Lin Shan is the daughter of a scholar, his beloved only child. Educated by him in ways young women never are, gifted as a songwriter and calligrapher, she finds herself living a life suspended between two worlds. Her intelligence captivates an emperor—and alienates women at the court. But when her father’s life is endangered by the savage politics of the day, Shan must act in ways no woman ever has.
In an empire divided by bitter factions circling an exquisitely cultured emperor who loves his gardens and his art far more than the burdens of governing, dramatic events on the northern steppe alter the balance of power in the world, leading to events no one could have foretold, under the river of stars. (from Goodreads)
This book is super long BUT once I actually started reading it, it flew by pretty quickly. It’s exciting, plot-wise, and it’s lovely, character and story-wise, and there’s some great stuff in it about the nature of stories and people and history. I love it when authors talk about that stuff, and about the impact of the past on the future (even the impact of the NON-past on the future, the way things could have been if something had gone a slightly different way). It’s completely self-aware and thus maybe annoying if you don’t like self-aware stories, but I liked it for this particular story. It gave the whole thing a sheen of mystical whatsit, which fit perfectly with the historical fantasy/magical realism thing already going on.
I liked that the story was about the fall of an empire, rather than a rise. I also liked that there are still heroes, and that they still try to do heroic things, but that they fail. Maybe I’m just in a depressing sort of mood, but it was NICE to see things go differently from how you’d expect them to do. Just because you’re destined to do something doesn’t always mean you’ll do it, after all.
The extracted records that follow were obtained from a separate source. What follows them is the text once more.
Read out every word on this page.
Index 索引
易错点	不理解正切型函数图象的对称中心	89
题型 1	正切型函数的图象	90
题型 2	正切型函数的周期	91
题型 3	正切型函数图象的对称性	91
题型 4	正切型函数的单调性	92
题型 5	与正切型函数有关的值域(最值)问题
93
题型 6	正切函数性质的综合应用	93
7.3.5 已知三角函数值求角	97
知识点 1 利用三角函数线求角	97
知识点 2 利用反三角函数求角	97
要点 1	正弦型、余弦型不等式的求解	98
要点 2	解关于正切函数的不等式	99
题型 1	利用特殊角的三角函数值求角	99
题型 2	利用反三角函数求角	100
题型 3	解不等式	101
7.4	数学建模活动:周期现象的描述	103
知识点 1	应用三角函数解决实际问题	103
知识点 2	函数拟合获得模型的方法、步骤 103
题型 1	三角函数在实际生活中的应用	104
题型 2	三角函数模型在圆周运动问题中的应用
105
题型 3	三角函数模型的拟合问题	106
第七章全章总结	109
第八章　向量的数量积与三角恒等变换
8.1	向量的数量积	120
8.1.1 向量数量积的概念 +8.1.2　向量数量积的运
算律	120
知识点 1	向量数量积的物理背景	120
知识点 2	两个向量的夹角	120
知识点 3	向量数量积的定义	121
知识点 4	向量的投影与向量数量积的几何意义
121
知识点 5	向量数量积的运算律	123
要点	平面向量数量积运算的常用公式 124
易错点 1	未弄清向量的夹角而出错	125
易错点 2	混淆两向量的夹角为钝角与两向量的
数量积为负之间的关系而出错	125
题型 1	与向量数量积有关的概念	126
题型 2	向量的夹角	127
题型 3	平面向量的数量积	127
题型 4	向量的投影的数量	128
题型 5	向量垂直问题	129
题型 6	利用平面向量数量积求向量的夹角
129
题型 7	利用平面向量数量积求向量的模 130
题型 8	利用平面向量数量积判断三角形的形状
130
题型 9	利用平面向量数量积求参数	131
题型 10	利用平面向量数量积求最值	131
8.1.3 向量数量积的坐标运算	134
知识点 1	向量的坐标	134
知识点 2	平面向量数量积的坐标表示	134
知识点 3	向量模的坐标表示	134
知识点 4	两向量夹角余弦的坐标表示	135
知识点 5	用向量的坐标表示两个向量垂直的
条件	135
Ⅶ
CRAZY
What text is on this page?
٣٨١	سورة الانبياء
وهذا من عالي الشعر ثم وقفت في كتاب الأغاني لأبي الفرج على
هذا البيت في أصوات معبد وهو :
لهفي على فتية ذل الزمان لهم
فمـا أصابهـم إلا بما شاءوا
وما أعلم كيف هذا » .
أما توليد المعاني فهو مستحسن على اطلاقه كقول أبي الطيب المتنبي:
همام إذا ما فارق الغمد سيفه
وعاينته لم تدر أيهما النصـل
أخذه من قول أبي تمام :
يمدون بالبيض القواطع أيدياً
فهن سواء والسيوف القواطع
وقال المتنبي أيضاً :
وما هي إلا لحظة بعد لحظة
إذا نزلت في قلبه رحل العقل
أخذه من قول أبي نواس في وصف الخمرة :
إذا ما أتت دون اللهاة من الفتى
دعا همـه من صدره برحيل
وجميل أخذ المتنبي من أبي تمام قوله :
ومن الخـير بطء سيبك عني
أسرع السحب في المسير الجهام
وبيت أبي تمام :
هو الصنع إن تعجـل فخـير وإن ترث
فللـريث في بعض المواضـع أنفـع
The characters were my favorite thing about River of Stars, though. The bad guys are not monsters, but fully fleshed out people that, in another story, could very well have been the heroes themselves. The good guys, too, have flaws and troubles and difficulties. It’s a very balanced story, if that makes sense? Maybe not in gender, because there’s only one main female character compared to a dozen main male characters, but in personality and stories, yeah, it’s balanced.
Because I loved the characters so much, I was SO RELIEVED when there was a happy ending. It’s not a perfectly happy ending (see: fall of an empire), but it’s happy enough and that in turn made ME happy.
I’m so glad that this was my first Guy Gavriel Kay book. I think I got a good sense of his writing style, and of the kind of stories he tells, and I didn’t have all the pressure of “read Tigana NOW it is amazing” behind me. Now I can read Tigana and enjoy myself, instead of worrying about it being THE BEST BOOK and whatever!
If you’ve never read a GGK book before, River of Stars might be a good one to start with. If you HAVE read a GGK book (and liked it), you’d probably like River of Stars, too. It’s got action, adventure, romance, pseudo-historical stuff (parts of the story were based off the Sung empire and people living in it), lots of neat things about stories and the people who live in them (or make them), and wonderful characters.